7.02.2015

Southwestern Quinoa Salad


In light of the holiday weekend coming up, I thought I would share one of my favorite side salad recipes. It's a tasty, healthy option to add to a meal or as a dish on its own for vegetarians. Since it has quinoa, corn, and beans it has most of the essential amino acids.

For the salad:


1 red bell pepper

1 green bell pepper
1 bunch cilantro
1 bunch green onions
1 can black beans
1 cup corn, frozen
1.5 cups quinoa, uncooked
4 limes
1/3 cup extra virgin olive oil
white wine or champagne vinegar
cayenne pepper (1/2-1 1/2 tsp depending on how much spice you want)
black pepper and salt to tast

Start out by cooking your quinoa in a rice cooker or stove top, see instructions here.
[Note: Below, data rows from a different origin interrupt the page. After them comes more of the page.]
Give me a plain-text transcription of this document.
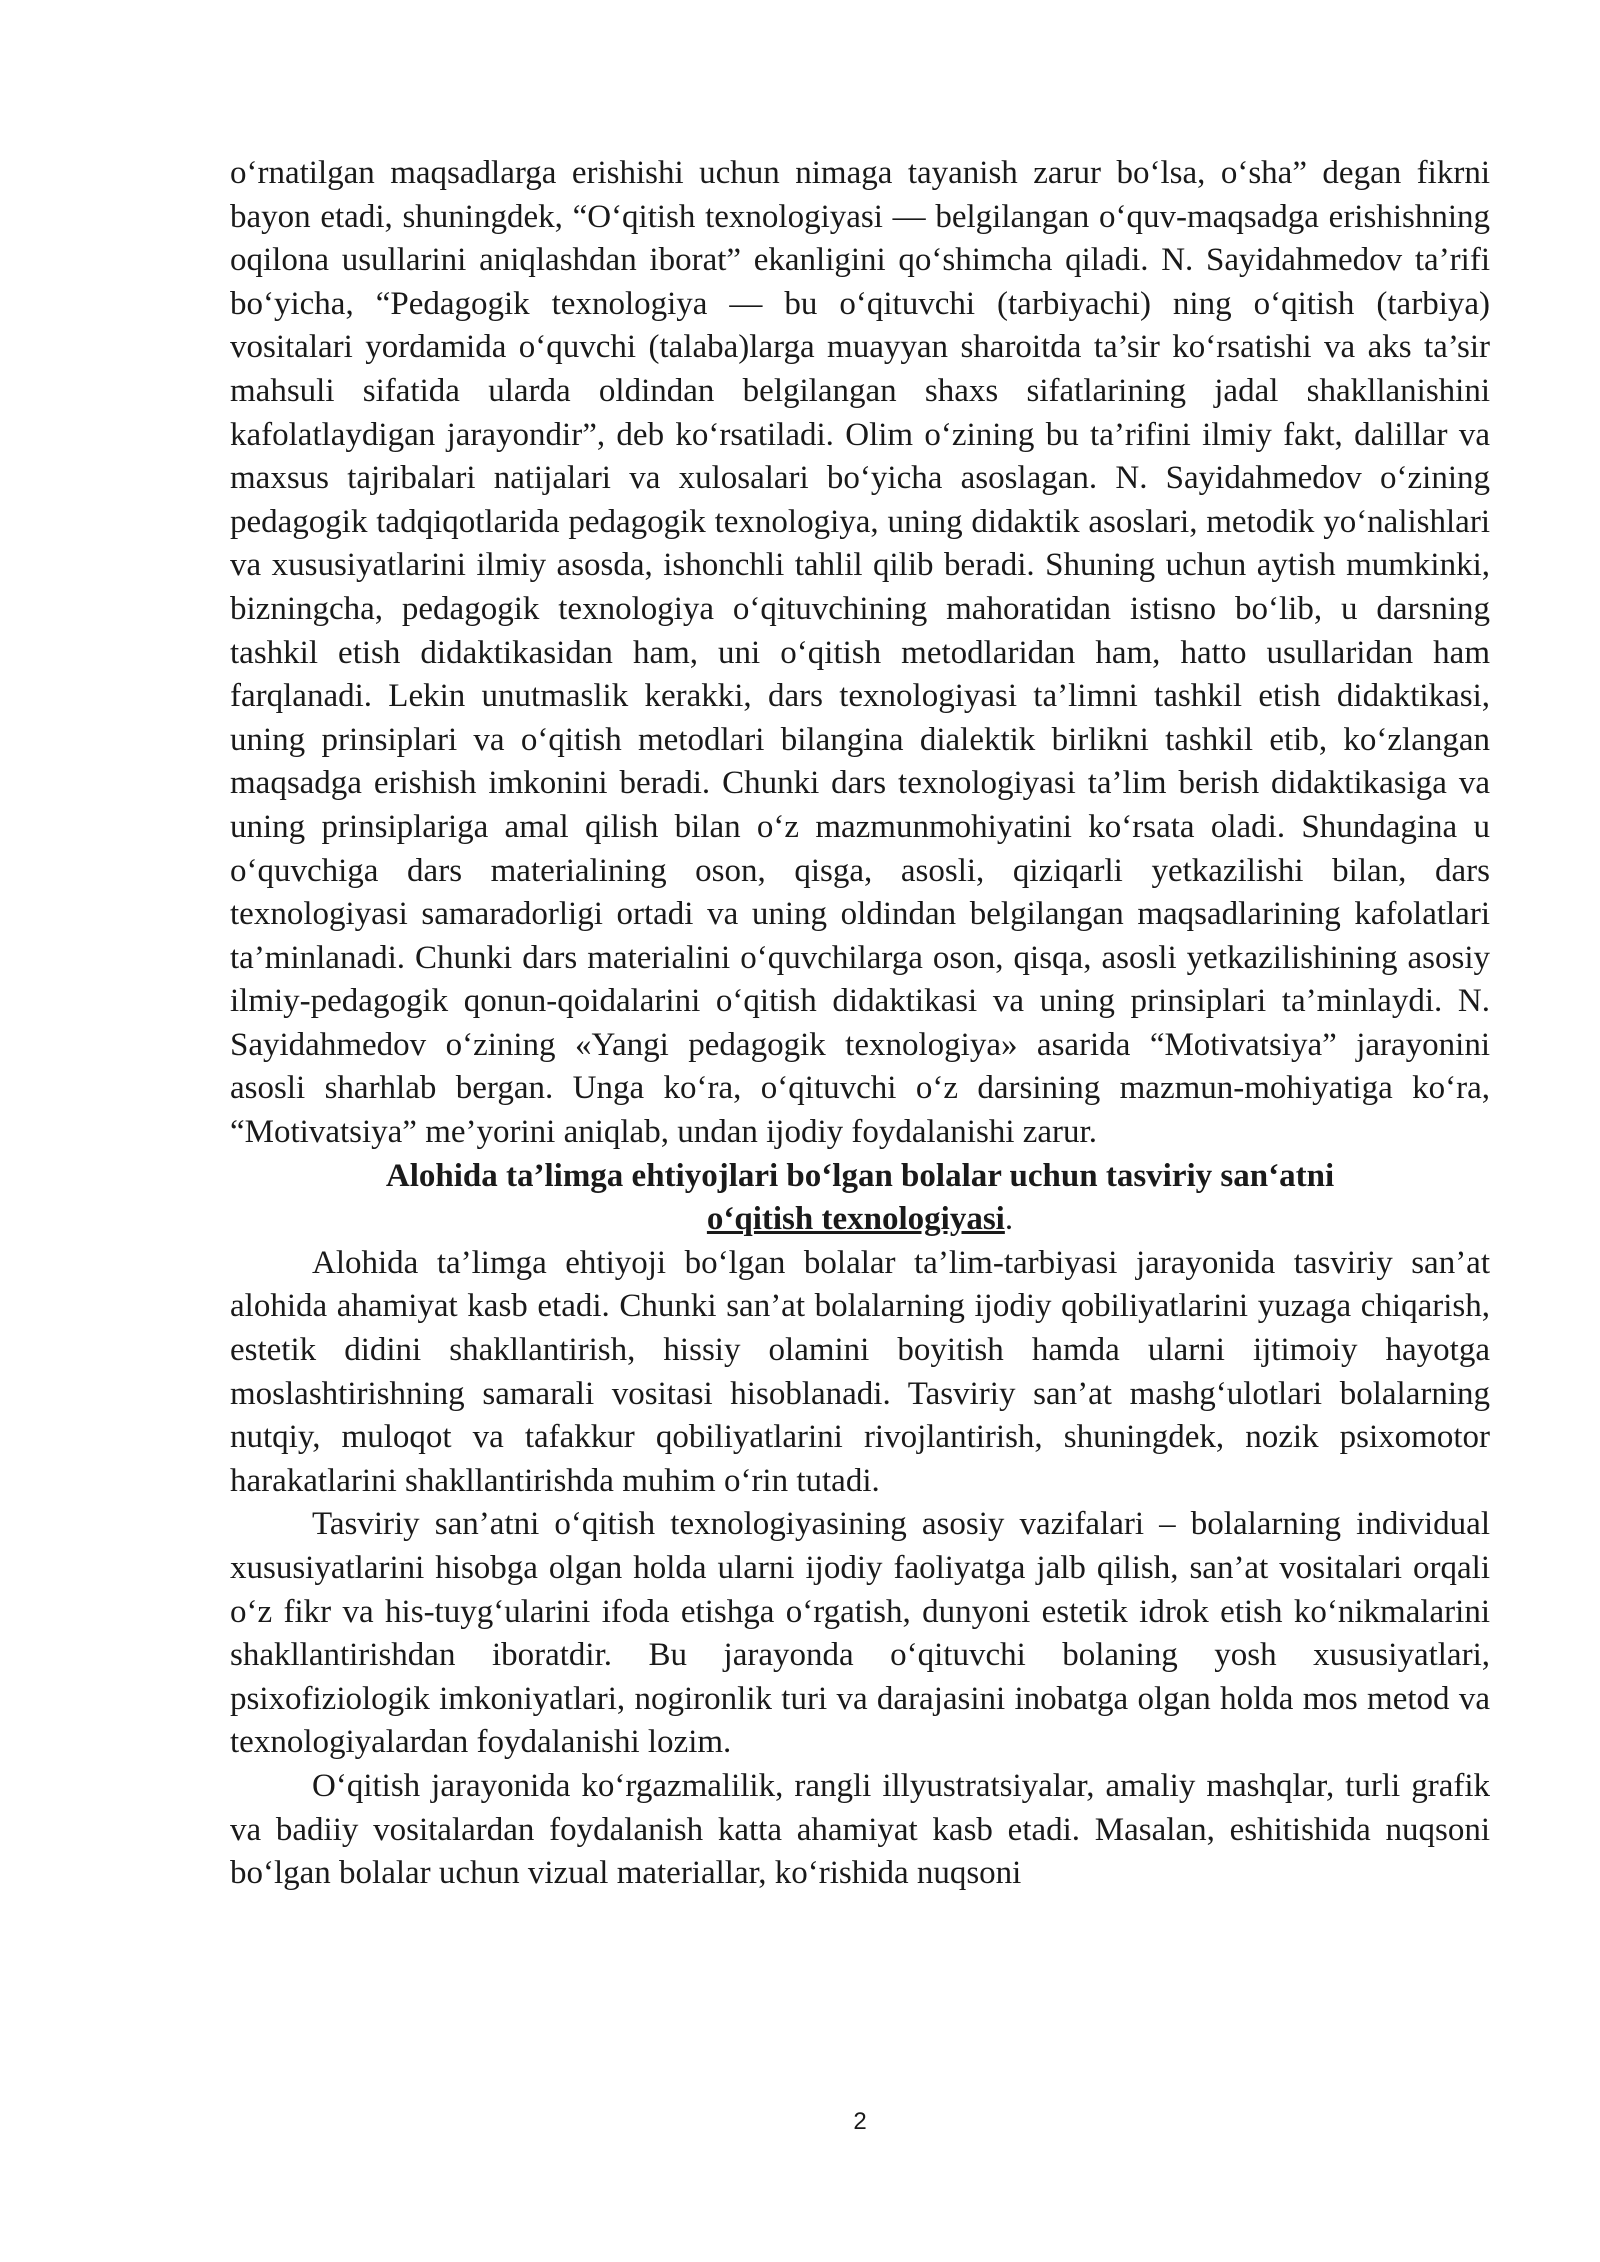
o‘rnatilgan maqsadlarga erishishi uchun nimaga tayanish zarur bo‘lsa, o‘sha” degan fikrni bayon etadi, shuningdek, “O‘qitish texnologiyasi — belgilangan o‘quv-maqsadga erishishning oqilona usullarini aniqlashdan iborat” ekanligini qo‘shimcha qiladi. N. Sayidahmedov ta’rifi bo‘yicha, “Pedagogik texnologiya — bu o‘qituvchi (tarbiyachi) ning o‘qitish (tarbiya) vositalari yordamida o‘quvchi (talaba)larga muayyan sharoitda ta’sir ko‘rsatishi va aks ta’sir mahsuli sifatida ularda oldindan belgilangan shaxs sifatlarining jadal shakllanishini kafolatlaydigan jarayondir”, deb ko‘rsatiladi. Olim o‘zining bu ta’rifini ilmiy fakt, dalillar va maxsus tajribalari natijalari va xulosalari bo‘yicha asoslagan. N. Sayidahmedov o‘zining pedagogik tadqiqotlarida pedagogik texnologiya, uning didaktik asoslari, metodik yo‘nalishlari va xususiyatlarini ilmiy asosda, ishonchli tahlil qilib beradi. Shuning uchun aytish mumkinki, bizningcha, pedagogik texnologiya o‘qituvchining mahoratidan istisno bo‘lib, u darsning tashkil etish didaktikasidan ham, uni o‘qitish metodlaridan ham, hatto usullaridan ham farqlanadi. Lekin unutmaslik kerakki, dars texnologiyasi ta’limni tashkil etish didaktikasi, uning prinsiplari va o‘qitish metodlari bilangina dialektik birlikni tashkil etib, ko‘zlangan maqsadga erishish imkonini beradi. Chunki dars texnologiyasi ta’lim berish didaktikasiga va uning prinsiplariga amal qilish bilan o‘z mazmunmohiyatini ko‘rsata oladi. Shundagina u o‘quvchiga dars materialining oson, qisga, asosli, qiziqarli yetkazilishi bilan, dars texnologiyasi samaradorligi ortadi va uning oldindan belgilangan maqsadlarining kafolatlari ta’minlanadi. Chunki dars materialini o‘quvchilarga oson, qisqa, asosli yetkazilishining asosiy ilmiy-pedagogik qonun-qoidalarini o‘qitish didaktikasi va uning prinsiplari ta’minlaydi. N. Sayidahmedov o‘zining «Yangi pedagogik texnologiya» asarida “Motivatsiya” jarayonini asosli sharhlab bergan. Unga ko‘ra, o‘qituvchi o‘z darsining mazmun-mohiyatiga ko‘ra, “Motivatsiya” me’yorini aniqlab, undan ijodiy foydalanishi zarur.

Alohida ta’limga ehtiyojlari bo‘lgan bolalar uchun tasviriy san‘atni
o‘qitish texnologiyasi.

Alohida ta’limga ehtiyoji bo‘lgan bolalar ta’lim-tarbiyasi jarayonida tasviriy san’at alohida ahamiyat kasb etadi. Chunki san’at bolalarning ijodiy qobiliyatlarini yuzaga chiqarish, estetik didini shakllantirish, hissiy olamini boyitish hamda ularni ijtimoiy hayotga moslashtirishning samarali vositasi hisoblanadi. Tasviriy san’at mashg‘ulotlari bolalarning nutqiy, muloqot va tafakkur qobiliyatlarini rivojlantirish, shuningdek, nozik psixomotor harakatlarini shakllantirishda muhim o‘rin tutadi.

Tasviriy san’atni o‘qitish texnologiyasining asosiy vazifalari – bolalarning individual xususiyatlarini hisobga olgan holda ularni ijodiy faoliyatga jalb qilish, san’at vositalari orqali o‘z fikr va his-tuyg‘ularini ifoda etishga o‘rgatish, dunyoni estetik idrok etish ko‘nikmalarini shakllantirishdan iboratdir. Bu jarayonda o‘qituvchi bolaning yosh xususiyatlari, psixofiziologik imkoniyatlari, nogironlik turi va darajasini inobatga olgan holda mos metod va texnologiyalardan foydalanishi lozim.

O‘qitish jarayonida ko‘rgazmalilik, rangli illyustratsiyalar, amaliy mashqlar, turli grafik va badiiy vositalardan foydalanish katta ahamiyat kasb etadi. Masalan, eshitishida nuqsoni bo‘lgan bolalar uchun vizual materiallar, ko‘rishida nuqsoni

2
Set quinoa aside once cooked, and let cool. Finely chop bell peppers, green onions and cilantro. In a colander, rinse and drain corn and black beans until corn is completely thawed. Combine vegetables in a mixing bowl with quinoa. Toss in the juice of four limes, olive oil, a splash of vinegar along with salt, pepper, and cayenne to taste. Fluff with a fork to mix.


Keep refrigerated and serve chilled. Bon appetit!